When Patrick Flynn received his Ticket of Leave on 27th November 1830 he was living at Pittwater. He received his conditional pardon five years later on 21st November 1835. 
Two further children were born to the couple, John who was baptised on 12th January 1834 and Michael who was baptised on 26th May 1836. 
Patrick Flynn is mentioned several times in Shelagh and George Champions book Profiles of the pioneers in Manly, Warringah and Pittwater.
Martin Burke leased 40 acres of land at Little Mackeral Beach to Patrick Flynn for 999 years, for 2/- a year, upon trust for his daughter Ellen. (What a shame they later sold the lease!!). Although Patrick applied for land at Narrabeen Lagoon and Coaster’s Retreat he did not proceed with these,

In 1844 Patrick Flynn had a farm on the site of the present Palm Beach golf course. The Champions have recorded an anecdote about Flynn.

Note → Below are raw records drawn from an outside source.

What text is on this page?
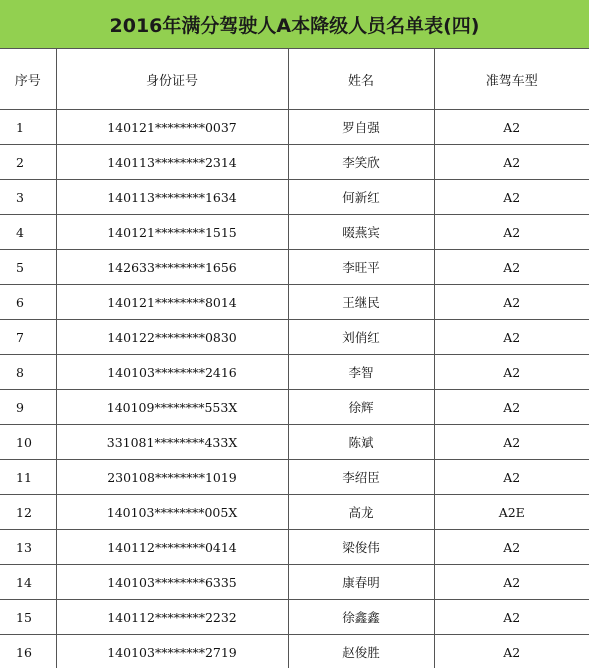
2016年满分驾驶人A本降级人员名单表(四)
序号	身份证号	姓名	准驾车型
1	140121********0037	罗自强	A2
2	140113********2314	李笑欣	A2
3	140113********1634	何新红	A2
4	140121********1515	啜燕宾	A2
5	142633********1656	李旺平	A2
6	140121********8014	王继民	A2
7	140122********0830	刘俏红	A2
8	140103********2416	李智	A2
9	140109********553X	徐辉	A2
10	331081********433X	陈斌	A2
11	230108********1019	李绍臣	A2
12	140103********005X	高龙	A2E
13	140112********0414	梁俊伟	A2
14	140103********6335	康春明	A2
15	140112********2232	徐鑫鑫	A2
16	140103********2719	赵俊胜	A2
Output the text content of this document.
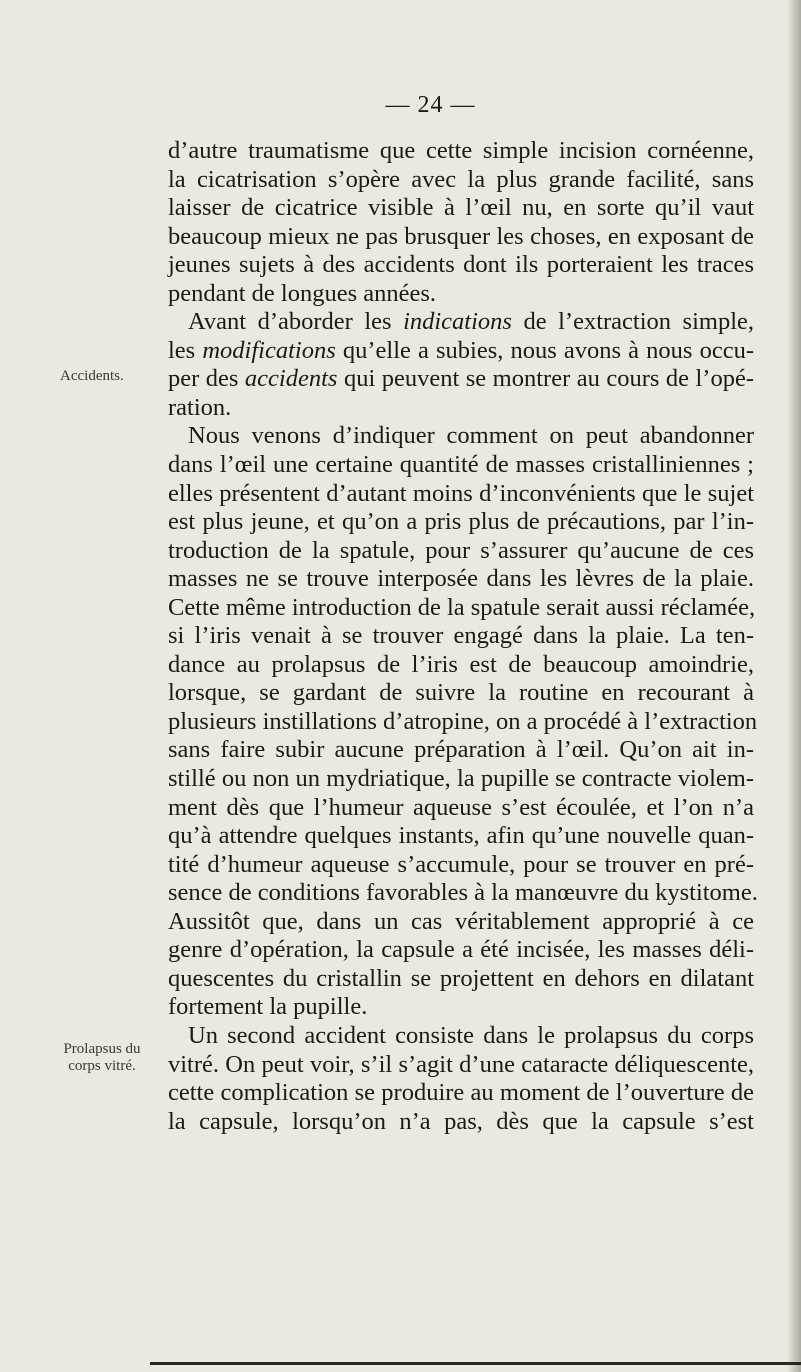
— 24 —
Accidents.
Prolapsus du
corps vitré.
d’autre traumatisme que cette simple incision cornéenne,
la cicatrisation s’opère avec la plus grande facilité, sans
laisser de cicatrice visible à l’œil nu, en sorte qu’il vaut
beaucoup mieux ne pas brusquer les choses, en exposant de
jeunes sujets à des accidents dont ils porteraient les traces
pendant de longues années.
Avant d’aborder les indications de l’extraction simple,
les modifications qu’elle a subies, nous avons à nous occu-
per des accidents qui peuvent se montrer au cours de l’opé-
ration.
Nous venons d’indiquer comment on peut abandonner
dans l’œil une certaine quantité de masses cristalliniennes ;
elles présentent d’autant moins d’inconvénients que le sujet
est plus jeune, et qu’on a pris plus de précautions, par l’in-
troduction de la spatule, pour s’assurer qu’aucune de ces
masses ne se trouve interposée dans les lèvres de la plaie.
Cette même introduction de la spatule serait aussi réclamée,
si l’iris venait à se trouver engagé dans la plaie. La ten-
dance au prolapsus de l’iris est de beaucoup amoindrie,
lorsque, se gardant de suivre la routine en recourant à
plusieurs instillations d’atropine, on a procédé à l’extraction
sans faire subir aucune préparation à l’œil. Qu’on ait in-
stillé ou non un mydriatique, la pupille se contracte violem-
ment dès que l’humeur aqueuse s’est écoulée, et l’on n’a
qu’à attendre quelques instants, afin qu’une nouvelle quan-
tité d’humeur aqueuse s’accumule, pour se trouver en pré-
sence de conditions favorables à la manœuvre du kystitome.
Aussitôt que, dans un cas véritablement approprié à ce
genre d’opération, la capsule a été incisée, les masses déli-
quescentes du cristallin se projettent en dehors en dilatant
fortement la pupille.
Un second accident consiste dans le prolapsus du corps
vitré. On peut voir, s’il s’agit d’une cataracte déliquescente,
cette complication se produire au moment de l’ouverture de
la capsule, lorsqu’on n’a pas, dès que la capsule s’est
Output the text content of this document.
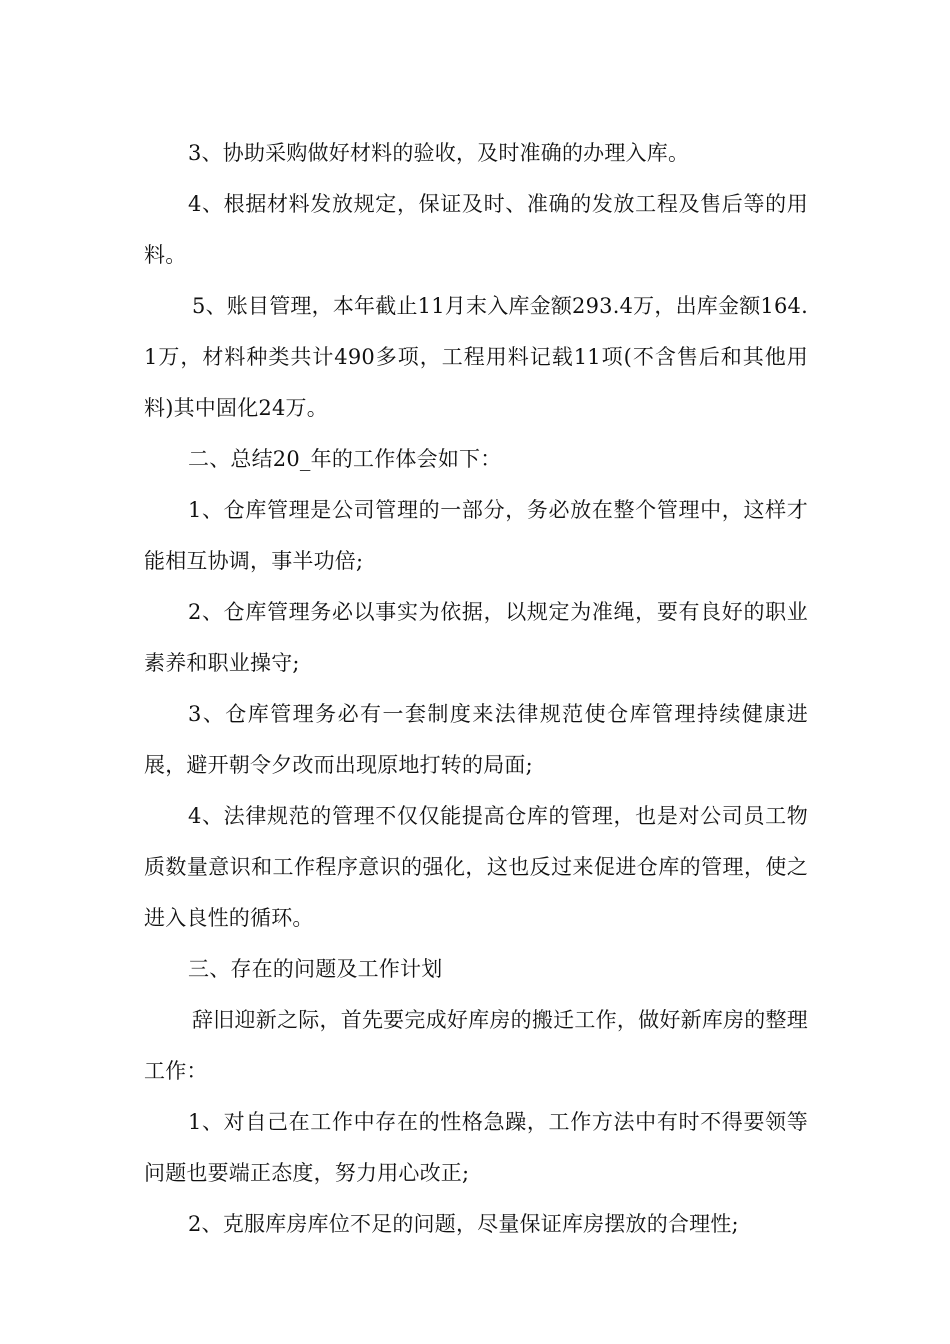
3、协助采购做好材料的验收，及时准确的办理入库。

4、根据材料发放规定，保证及时、准确的发放工程及售后等的用料。

5、账目管理，本年截止11月末入库金额293.4万，出库金额164.1万，材料种类共计490多项，工程用料记载11项(不含售后和其他用料)其中固化24万。

二、总结20_年的工作体会如下：

1、仓库管理是公司管理的一部分，务必放在整个管理中，这样才能相互协调，事半功倍;

2、仓库管理务必以事实为依据，以规定为准绳，要有良好的职业素养和职业操守;

3、仓库管理务必有一套制度来法律规范使仓库管理持续健康进展，避开朝令夕改而出现原地打转的局面;

4、法律规范的管理不仅仅能提高仓库的管理，也是对公司员工物质数量意识和工作程序意识的强化，这也反过来促进仓库的管理，使之进入良性的循环。

三、存在的问题及工作计划

辞旧迎新之际，首先要完成好库房的搬迁工作，做好新库房的整理工作：

1、对自己在工作中存在的性格急躁，工作方法中有时不得要领等问题也要端正态度，努力用心改正;

2、克服库房库位不足的问题，尽量保证库房摆放的合理性;
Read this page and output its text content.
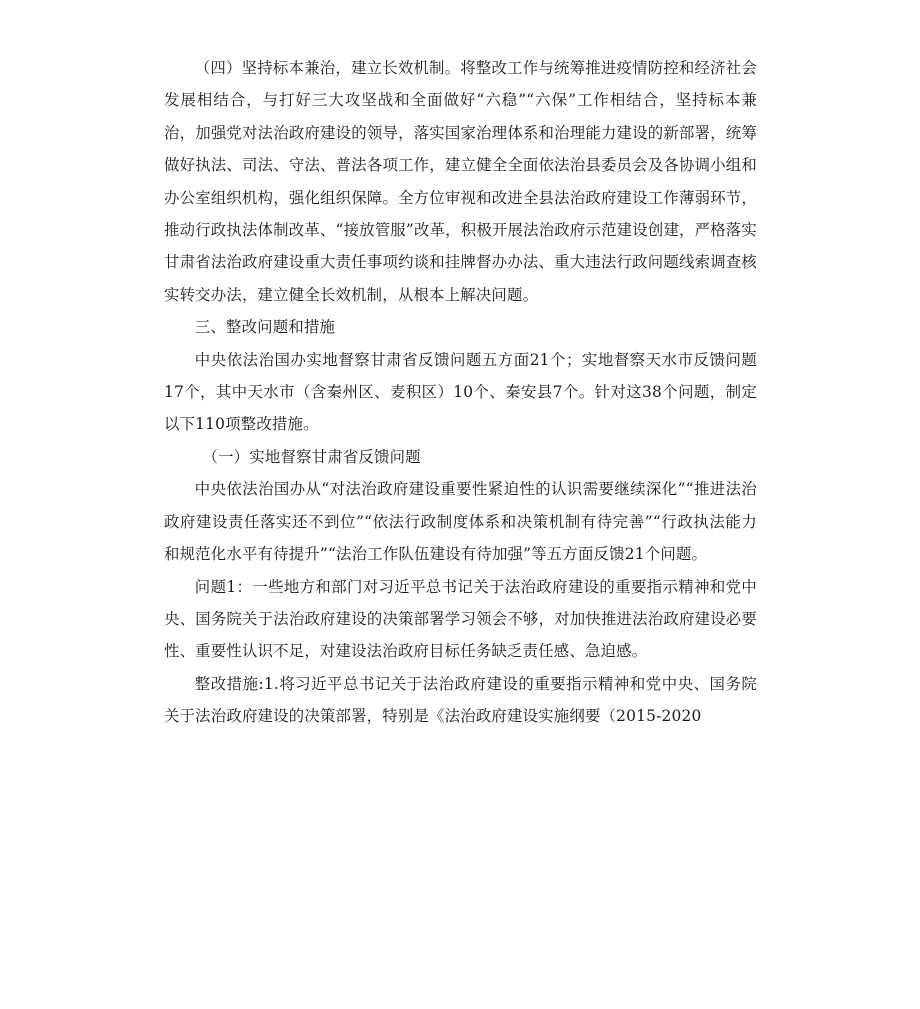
（四）坚持标本兼治，建立长效机制。将整改工作与统筹推进疫情防控和经济社会发展相结合，与打好三大攻坚战和全面做好“六稳”“六保”工作相结合，坚持标本兼治，加强党对法治政府建设的领导，落实国家治理体系和治理能力建设的新部署，统筹做好执法、司法、守法、普法各项工作，建立健全全面依法治县委员会及各协调小组和办公室组织机构，强化组织保障。全方位审视和改进全县法治政府建设工作薄弱环节，推动行政执法体制改革、“接放管服”改革，积极开展法治政府示范建设创建，严格落实甘肃省法治政府建设重大责任事项约谈和挂牌督办办法、重大违法行政问题线索调查核实转交办法，建立健全长效机制，从根本上解决问题。

三、整改问题和措施

中央依法治国办实地督察甘肃省反馈问题五方面21个；实地督察天水市反馈问题17个，其中天水市（含秦州区、麦积区）10个、秦安县7个。针对这38个问题，制定以下110项整改措施。

（一）实地督察甘肃省反馈问题

中央依法治国办从“对法治政府建设重要性紧迫性的认识需要继续深化”“推进法治政府建设责任落实还不到位”“依法行政制度体系和决策机制有待完善”“行政执法能力和规范化水平有待提升”“法治工作队伍建设有待加强”等五方面反馈21个问题。

问题1：一些地方和部门对习近平总书记关于法治政府建设的重要指示精神和党中央、国务院关于法治政府建设的决策部署学习领会不够，对加快推进法治政府建设必要性、重要性认识不足，对建设法治政府目标任务缺乏责任感、急迫感。

整改措施:1.将习近平总书记关于法治政府建设的重要指示精神和党中央、国务院关于法治政府建设的决策部署，特别是《法治政府建设实施纲要（2015-2020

“There was once a well-cultivated garden. It was kept by an old man named Pat Flynn…Old Pat’s garden is still remembered, for he grew vegetables of many sorts and sold them at a low price. He delighted to tell visitors of a day when, during a furious storm, the waves of the ocean had swept across the isthmus” (136)

It is not know when Patrick left Pittwater but it seems he moved to Balmain to be closer to his family. He died there in 1862.